15 August 2019 02:17
Irwan Adnan : Masih Banyak Penjual Coto dan Sop Saudara Tak Patuh Bayar Pajak

POSMAKASSAR.COM – Rendahnya rasio penerimaan pajak membuat target perolehan pajak di Kota Makassar negatif dari target, dan minusnya pencapaian penerimaan pajak di Kota Makassar diprediksi bakal terjadi tahun ini.

Kepala Badan Pendapatan Daerah (Bapenda) Kota Makassar, Irwan Adnan menilai menurunnya perolehan pajak itu disebabkan oleh beberapa faktor, salah satunya banyaknya wajib pajak yang tidak taat membayar pajak.

“Ini akan kita evaluasi terus, di tahap pertama kan sudah ada Rp 500 miliar. Dan, masih ada tahap kedua dan ketiga. Sistem penarikan pajak juga berbeda sistemnya,” kata Irwan, di Hotel Singgasana Jalan Kajolalido, Rabu (14/8/2019).

Salah satu menurunnya perolehan pajak tersebut, kata dia, karena para pengusaha lokal di Makassar masih banyak yang tidak taat pajak. Sebaliknya, para pengusaha besar dan frenchise justru menjadi wajib pajak yang taat akan kewajiban pajaknya.

“Justru pengusaha lokal seperti penjual coto dan sop saudara yang bertebaran dimana-mana, malah yang tidak patuh membayar pajak. Ada ji juga membayar tetapi lebih banyak yang tidak bayar pajaknya,” katanya.

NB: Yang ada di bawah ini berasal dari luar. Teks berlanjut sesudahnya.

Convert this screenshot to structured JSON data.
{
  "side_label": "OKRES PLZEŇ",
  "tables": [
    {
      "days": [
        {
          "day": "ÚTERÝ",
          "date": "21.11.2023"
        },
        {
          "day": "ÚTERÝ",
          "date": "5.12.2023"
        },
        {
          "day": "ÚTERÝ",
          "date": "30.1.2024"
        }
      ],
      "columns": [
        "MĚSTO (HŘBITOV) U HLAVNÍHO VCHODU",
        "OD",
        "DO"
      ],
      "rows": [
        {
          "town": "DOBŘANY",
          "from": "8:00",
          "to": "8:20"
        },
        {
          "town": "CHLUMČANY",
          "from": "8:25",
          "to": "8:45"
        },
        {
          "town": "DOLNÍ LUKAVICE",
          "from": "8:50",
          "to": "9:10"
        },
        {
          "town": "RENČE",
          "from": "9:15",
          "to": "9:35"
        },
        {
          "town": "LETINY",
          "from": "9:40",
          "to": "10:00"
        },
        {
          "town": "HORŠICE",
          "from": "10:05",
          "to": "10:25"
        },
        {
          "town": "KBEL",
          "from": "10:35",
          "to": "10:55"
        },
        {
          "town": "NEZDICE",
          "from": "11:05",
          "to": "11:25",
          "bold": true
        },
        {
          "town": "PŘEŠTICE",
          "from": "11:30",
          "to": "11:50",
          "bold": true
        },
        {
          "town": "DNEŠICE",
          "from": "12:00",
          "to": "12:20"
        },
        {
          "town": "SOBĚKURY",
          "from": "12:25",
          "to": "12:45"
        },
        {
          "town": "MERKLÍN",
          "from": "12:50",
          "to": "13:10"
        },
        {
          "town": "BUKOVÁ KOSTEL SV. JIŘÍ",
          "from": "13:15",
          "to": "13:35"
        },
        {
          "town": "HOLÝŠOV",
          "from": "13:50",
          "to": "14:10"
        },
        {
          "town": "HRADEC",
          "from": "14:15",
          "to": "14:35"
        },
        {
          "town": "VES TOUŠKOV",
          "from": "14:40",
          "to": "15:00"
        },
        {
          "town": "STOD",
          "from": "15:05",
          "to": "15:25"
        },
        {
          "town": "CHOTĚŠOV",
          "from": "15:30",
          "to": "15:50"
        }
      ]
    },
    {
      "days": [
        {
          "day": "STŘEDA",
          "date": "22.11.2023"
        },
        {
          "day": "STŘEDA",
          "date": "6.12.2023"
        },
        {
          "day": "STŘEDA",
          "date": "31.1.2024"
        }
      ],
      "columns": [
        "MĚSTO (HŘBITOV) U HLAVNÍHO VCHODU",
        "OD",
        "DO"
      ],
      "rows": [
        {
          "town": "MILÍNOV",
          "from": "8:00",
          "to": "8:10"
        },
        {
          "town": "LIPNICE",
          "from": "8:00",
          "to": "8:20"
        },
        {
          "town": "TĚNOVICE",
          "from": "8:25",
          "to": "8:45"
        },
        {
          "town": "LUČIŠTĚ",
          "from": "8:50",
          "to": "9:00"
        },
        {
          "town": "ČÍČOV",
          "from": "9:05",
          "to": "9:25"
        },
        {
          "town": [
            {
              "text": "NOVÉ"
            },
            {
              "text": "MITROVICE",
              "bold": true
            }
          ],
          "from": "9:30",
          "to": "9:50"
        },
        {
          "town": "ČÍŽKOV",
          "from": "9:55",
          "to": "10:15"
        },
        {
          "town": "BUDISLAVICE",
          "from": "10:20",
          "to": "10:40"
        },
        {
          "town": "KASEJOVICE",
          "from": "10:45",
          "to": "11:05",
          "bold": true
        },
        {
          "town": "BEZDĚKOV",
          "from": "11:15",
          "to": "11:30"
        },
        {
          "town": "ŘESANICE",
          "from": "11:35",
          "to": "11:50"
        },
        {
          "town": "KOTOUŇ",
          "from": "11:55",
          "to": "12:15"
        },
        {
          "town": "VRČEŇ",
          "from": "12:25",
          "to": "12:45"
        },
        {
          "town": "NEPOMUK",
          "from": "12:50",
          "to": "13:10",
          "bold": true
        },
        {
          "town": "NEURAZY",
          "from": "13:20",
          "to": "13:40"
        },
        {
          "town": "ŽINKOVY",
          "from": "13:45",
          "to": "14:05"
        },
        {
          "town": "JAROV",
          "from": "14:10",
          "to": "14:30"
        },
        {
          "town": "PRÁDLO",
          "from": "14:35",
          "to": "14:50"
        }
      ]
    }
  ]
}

Meski demikian, pihaknya masih koperatif dan berharap para pengusaha lokal itu bisa menyadari kewajibannya untuk taat membayar pajaknya.

“Kita masih terus berupaya untuk memberikan pemahaman yang lebih baik tentunya, dengan memberikan pembinaan. Akan tetapi jika itu terus berlanjut, tentu kita akan lakukan tindakan tegas juga pada akhirnya,” pungkasnya

Menurutnya, dalam waktu dekat pihaknya bakal merilis beberapa restoran dan hotel yang sudah membayar bagus dan yang belum. Hal itu, kata dia, sebagai bentuk apresiasi sekaligus menjadi teguran.

Sementara, Kepala Kejaksaan Negeri (Kajari) Makassar, Dicky Rachmat Raharjo mengaku siap melakukan pendampingan kepada Pemerintah Kota dalam hal mengoptimalkan PAD Makassar.

“Selama ini Kejaksaan turut berperan aktif juga mendampingi pemerintah kota terutama Bapenda. Namun, selama ini sifatnya masih tidak langsung,” ujar Dicky.

Dengan adanya MoU kali ini, katanya, dia berharap pendampingan jaksa pengacara negara ini bisa lebih cepat.

Melihat nama-nama hotel, restoran, hiburan, dan tempat parkiran yang banyak menunggak membayar pajak, dia mengatakan selalu siap bila diperlukan.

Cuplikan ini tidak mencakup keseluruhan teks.